The standard makes amendments to AASB101 – Presentation of

Financial Statements arising from the IASB's Disclosure Initiative

project. The amendments are designed to encourage companies

to apply professional judgment in determining what information to

disclose in the financial statements.

– AASB2015–3 Amendments to Australian Accounting Standards

arising from the Withdrawal of AASB1031 Materiality (effective from

1 July 2015)

This standard completes the AASB's project to remove Australian

guidance on materiality from Australian Accounting Standards.

The Responsible Entity is currently assessing the impact of these

recently issued or amended standards.

(c) Basis of Accounting

The financial report is a general purpose financial report, which has

been prepared in accordance with the requirements of the Corporations

Act 2001 and Australian Accounting Standards. The financial report

has also been prepared on a historical cost basis, except for investment

properties and derivative financial instruments that have been

measured at fair value.

Investment property is held jointly as tenants in common. The

proportionate share of the income and expenditure and of the assets

and liabilities of property interests are held as tenants in common and

have been included in their respective classifications in this financial

report.

This financial report is presented in Australian dollars.

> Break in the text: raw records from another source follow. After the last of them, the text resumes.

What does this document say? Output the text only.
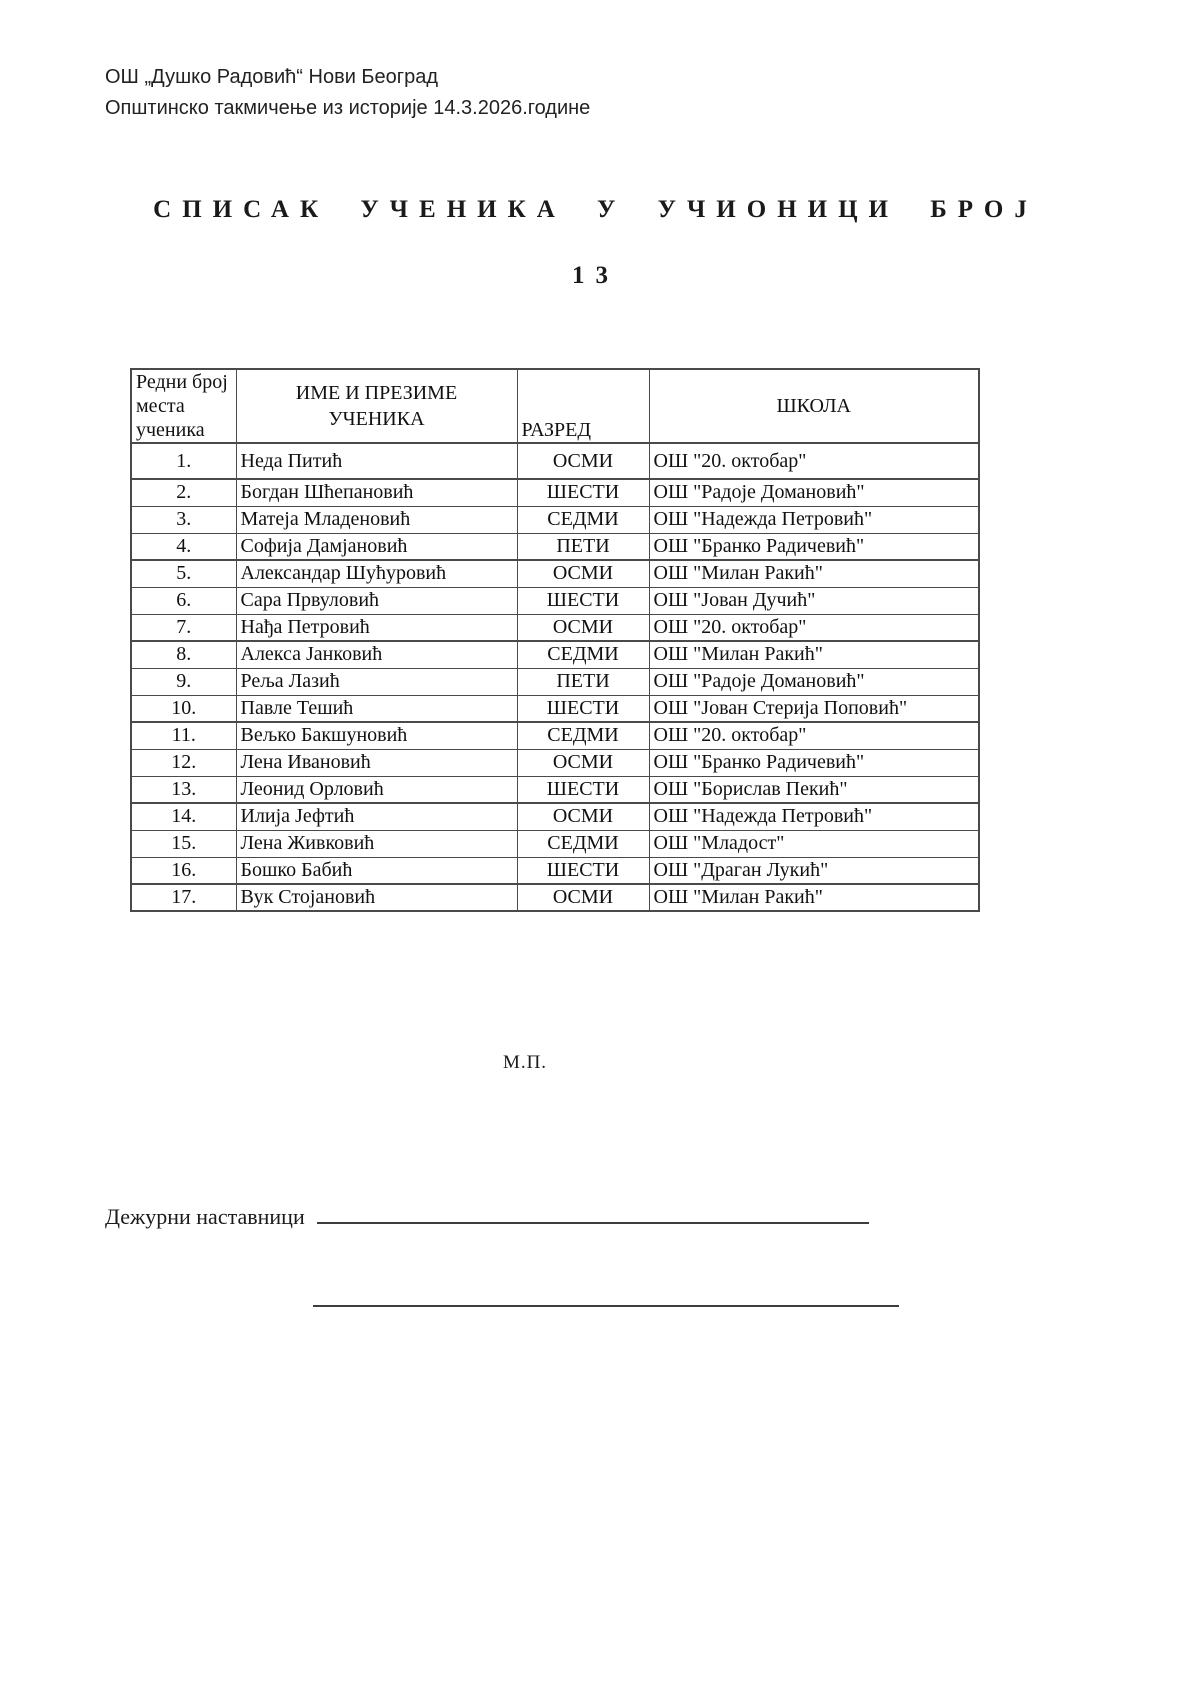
ОШ „Душко Радовић“ Нови Београд
Општинско такмичење из историје 14.3.2026.године
СПИСАК УЧЕНИКА У УЧИОНИЦИ БРОЈ
13
Редни број места ученика	ИМЕ И ПРЕЗИМЕ УЧЕНИКА	РАЗРЕД	ШКОЛА
1.	Неда Питић	ОСМИ	ОШ "20. октобар"
2.	Богдан Шћепановић	ШЕСТИ	ОШ "Радоје Домановић"
3.	Матеја Младеновић	СЕДМИ	ОШ "Надежда Петровић"
4.	Софија Дамјановић	ПЕТИ	ОШ "Бранко Радичевић"
5.	Александар Шућуровић	ОСМИ	ОШ "Милан Ракић"
6.	Сара Првуловић	ШЕСТИ	ОШ "Јован Дучић"
7.	Нађа Петровић	ОСМИ	ОШ "20. октобар"
8.	Алекса Јанковић	СЕДМИ	ОШ "Милан Ракић"
9.	Реља Лазић	ПЕТИ	ОШ "Радоје Домановић"
10.	Павле Тешић	ШЕСТИ	ОШ "Јован Стерија Поповић"
11.	Вељко Бакшуновић	СЕДМИ	ОШ "20. октобар"
12.	Лена Ивановић	ОСМИ	ОШ "Бранко Радичевић"
13.	Леонид Орловић	ШЕСТИ	ОШ "Борислав Пекић"
14.	Илија Јефтић	ОСМИ	ОШ "Надежда Петровић"
15.	Лена Живковић	СЕДМИ	ОШ "Младост"
16.	Бошко Бабић	ШЕСТИ	ОШ "Драган Лукић"
17.	Вук Стојановић	ОСМИ	ОШ "Милан Ракић"
М.П.
Дежурни наставници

(d) Significant accounting judgements, estimates and

assumptions

The preparation of the financial report requires management to make

judgements, estimates and assumptions. Management continually

evaluates its judgements and estimates in relation to assets, liabilities,

contingent liabilities, revenue and expenses. Management bases its

judgements and estimates on historical experience and other various

factors it believes to be reasonable under the circumstances, the

results of which form the basis of the carrying values of assets and

liabilities that are not readily apparent from other sources.

Further details of the nature of these assumptions and conditions may

be found in the relevant notes to the financial statements, in particular,

Note 2: Summary of significant accounting policies, Note 7: Investment

properties and Note 19: Fair value of financial assets and liabilities.

Actual results may differ from these estimates under different

assumptions and conditions and may materially affect the Trust’s

financial results or the financial position in future periods.

NOTE 2

SUMMARY OF SIGNIFICANT ACCOUNTING

POLICIES

(a) Investment properties

The Trust’s investment properties include shopping centre investments

and development projects.

i) Shopping centre investment

The Trust’s shopping centre investment comprises of freehold and

leasehold land, buildings and leasehold improvements.

Land and buildings are considered as having the function of an

investment and therefore are regarded as a composite asset, the

overall value of which is influenced by many factors, the most

prominent being income yield, rather than by the diminution in value of

the building content due to effluxion of time. Accordingly, the buildings

and all components thereof, including integral plant and equipment, are

not depreciated.

Initially, the shopping centre investment is measured at cost including

transaction costs. Subsequent to initial recognition, the Trust’s

shopping centre investment is stated at fair value. Gains and losses

arising from changes in the fair value of its shopping centre investment

are included in the statement of comprehensive income in the year in

which they arise. Any gains or losses on the sale of a shopping centre

investment are recognised in the statement of comprehensive income

in the year of sale. The shopping centre investment carrying amount

includes components relating to lease incentives, leasing costs and

receivables on rental income that have been recorded on a straight line

basis.

At each reporting date, the carrying value of the shopping centre

investment is assessed by the Directors and where the carrying value

differs materially from the Directors’ assessment of fair value, an

adjustment to the carrying value is recorded as appropriate.